Apache Hive is an open-source data warehousing tool consisting of major components like Hive clients, Hive services, Processing framework and Resource Management, and Distributed Storage.

It is built on top of the Hadoop ecosystem for the processing of structures and semi-structured data. The user interface provided by Hive enables the user to submit their queries in Hive Query Language (HQL). This is passed to the compiler for generating an execution plan. The plan is finally executed by the execution engine.

If you are interested to know more about Big Data, check out our Advanced Certificate Programme in Big Data from IIIT Bangalore.

Check our other Software Engineering Courses at upGrad.

Frequently Asked Questions (FAQs)

1. What are the primary differences between Apache Hive and Apache HBase?

Apache Hive uses SQL query functions and is based on a distributed data warehouse system.
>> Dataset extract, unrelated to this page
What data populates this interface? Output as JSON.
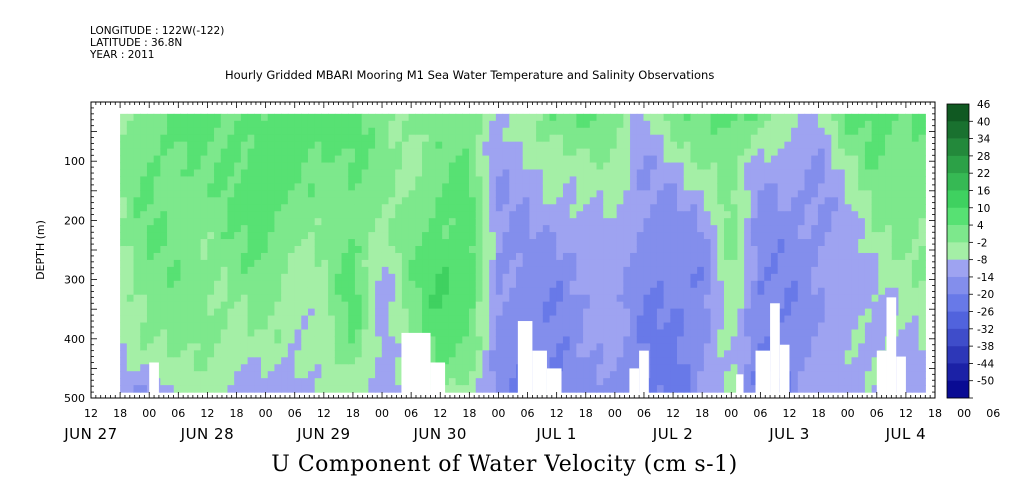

Apache HBase, on the other hand, doesn’t need SQL to manage its distributed data and offers real-time and consistent access to petabytes of data. Secondly, Apache Hive has a defined schema for all the tables that it uses, whereas Apache HBase is schema-free. In terms of data, Apache Hive has extensive support for supported and unsupported data but Apache HBase shares its support only for unstructured data. Apache Hive uses Apache Tez or MapReduce for batch processing, while Apache HBase follows real-time processing.

2. What is the real-time use case of Hive?

Airbnb has over 2.9 million hosts listed with them that interlink people by offering them designated places to live. Moreover, it supports more than 800k night stays. Airbnb runs Apache Hive by using Amazon EMR on an S3 data lake. When the hive is run on EMR clusters, Airbnb analysts use SQL queries on the piece of data that is present in the S3 data lake. Therefore, Airbnb can now accommodate cost attribution since its expenses are now reduced. Furthermore, there is a significant jump in Apache Spark jobs by three times their original speed.

3. What are some key benefits of working with Apache Hive?

If you are to work with transactions, reports, queries, and data, Apache Hive shares its benefits. Apache Hive is also very easy to use as there is very minimal effort required to understand SQL queries. Next, it is scalable, cost-effective, and flexible which makes storing tons of data convenient. Moreover, all of Apache’s data is stored in HDFS which offers an upper hand over traditional databases. Another benefit is its exceptional capacity to execute more than 100,000 queries/hour providing support to datasets. Also, insert-only tables in Apache Hive have a very low overhead since no renaming is needed.